Os temas parecem diferentes, mas fazem parte da mesma equação, já que compreendemos que não existe expansão da inteligência artificial sem capacidade computacional e que não existe capacidade computacional em escala sem energia. Além disso, a infraestrutura sem o software não resolve problemas, a tecnologia sem profissionais capacitados não ganha escala e os dados sem governança dificilmente se transformam em inteligência. É justamente a partir da articulação dessas diferentes camadas que começa a determinar quais cidades e ecossistemas conseguirão participar da próxima etapa da economia da IA.
“A infraestrutura é fundamental, mas ela precisa chegar a quem consegue transformá-la em solução. Ao aproximar tecnologia, startups e desafios reais da cidade, conseguimos criar condições para que a inteligência artificial gere desenvolvimento e impacto concreto”, destacou Paulo Duarte.
DO ACESSO À CAPACIDADE DE CONSTRUIR
Entre os próximos movimentos apresentados para o ecossistema estão iniciativas relacionadas à saúde, games e transição energética, além da criação de ambientes nos quais soluções possam ser testadas antes de uma adoção em maior escala.

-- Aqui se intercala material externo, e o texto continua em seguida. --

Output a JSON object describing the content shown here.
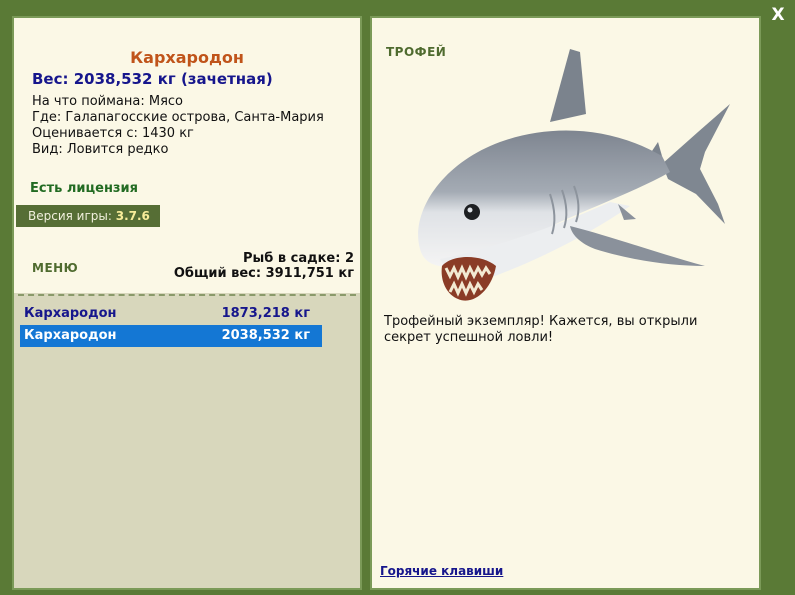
{
  "close_label": "X",
  "fish": {
    "name": "Кархародон",
    "weight": "Вес: 2038,532 кг (зачетная)",
    "caught_on": "На что поймана: Мясо",
    "location": "Где: Галапагосские острова, Санта-Мария",
    "valued_from": "Оценивается с: 1430 кг",
    "kind": "Вид: Ловится редко"
  },
  "license": "Есть лицензия",
  "version": {
    "label": "Версия игры:",
    "value": "3.7.6"
  },
  "menu_label": "МЕНЮ",
  "stats": {
    "in_keepnet": "Рыб в садке: 2",
    "total_weight": "Общий вес: 3911,751 кг"
  },
  "fish_list": [
    {
      "name": "Кархародон",
      "weight": "1873,218 кг",
      "selected": false
    },
    {
      "name": "Кархародон",
      "weight": "2038,532 кг",
      "selected": true
    }
  ],
  "trophy_label": "ТРОФЕЙ",
  "description": "Трофейный экземпляр! Кажется, вы открыли секрет успешной ловли!",
  "hotkeys_label": "Горячие клавиши",
  "icons": {
    "close": "close-icon",
    "shark": "shark-image"
  },
  "colors": {
    "background": "#5a7a36",
    "panel": "#fbf8e6",
    "selection": "#1477d4",
    "title": "#c0541a",
    "link": "#16168c"
  }
}
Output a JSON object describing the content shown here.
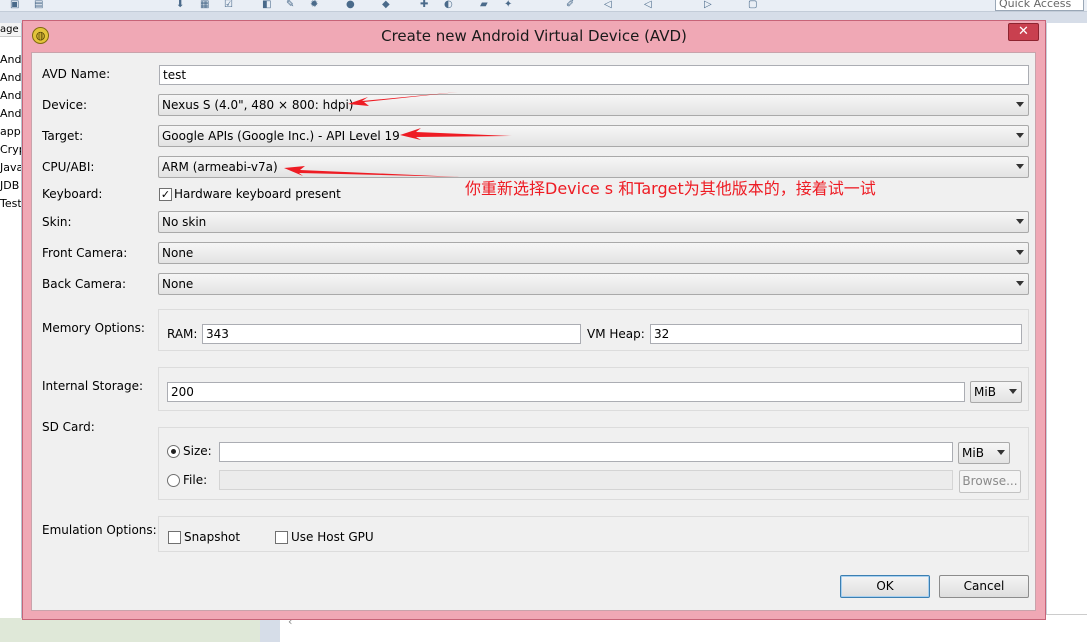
{
  "ide": {
    "quick_access": "Quick Access",
    "left_tab": "age",
    "left_rows": [
      "And",
      "And",
      "And",
      "And",
      "app",
      "Cryp",
      "Java",
      "JDB",
      "Test"
    ]
  },
  "dialog": {
    "title": "Create new Android Virtual Device (AVD)",
    "close_label": "✕",
    "avd_name_label": "AVD Name:",
    "avd_name_value": "test",
    "device_label": "Device:",
    "device_value": "Nexus S (4.0\", 480 × 800: hdpi)",
    "target_label": "Target:",
    "target_value": "Google APIs (Google Inc.) - API Level 19",
    "cpu_label": "CPU/ABI:",
    "cpu_value": "ARM (armeabi-v7a)",
    "keyboard_label": "Keyboard:",
    "keyboard_option": "Hardware keyboard present",
    "keyboard_checked": true,
    "skin_label": "Skin:",
    "skin_value": "No skin",
    "front_camera_label": "Front Camera:",
    "front_camera_value": "None",
    "back_camera_label": "Back Camera:",
    "back_camera_value": "None",
    "memory_label": "Memory Options:",
    "ram_label": "RAM:",
    "ram_value": "343",
    "vm_heap_label": "VM Heap:",
    "vm_heap_value": "32",
    "internal_storage_label": "Internal Storage:",
    "internal_storage_value": "200",
    "internal_storage_unit": "MiB",
    "sd_card_label": "SD Card:",
    "sd_size_label": "Size:",
    "sd_size_value": "",
    "sd_size_unit": "MiB",
    "sd_file_label": "File:",
    "browse_label": "Browse...",
    "emulation_label": "Emulation Options:",
    "snapshot_label": "Snapshot",
    "use_host_gpu_label": "Use Host GPU",
    "ok_label": "OK",
    "cancel_label": "Cancel"
  },
  "annotation": {
    "text": "你重新选择Device s 和Target为其他版本的，接着试一试",
    "color": "#ee1c24"
  }
}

São movimentos ainda em construção, mas o anúncio realizado durante o Rio Innovation Week sinaliza algo maior. Durante os últimos anos, boa parte da discussão sobre democratização da inteligência artificial esteve associada ao acesso às ferramentas. A próxima fronteira talvez seja mais complexa, porque democratizar a IA será também democratizar a capacidade de construir com ela.
Isso significa aproximar infraestrutura computacional, dados, conhecimento, talentos e problemas reais. O Rio possui parte desses ativos espalhados por universidades, empresas, hubs, governo e comunidades empreendedoras, o desafio agora é conectá-los. Porque, se a inteligência artificial está se tornando uma nova camada de infraestrutura econômica, a vantagem dos ecossistemas não estará apenas em utilizar a tecnologia. Estará na capacidade de criar condições para que mais gente possa transformá-la em solução.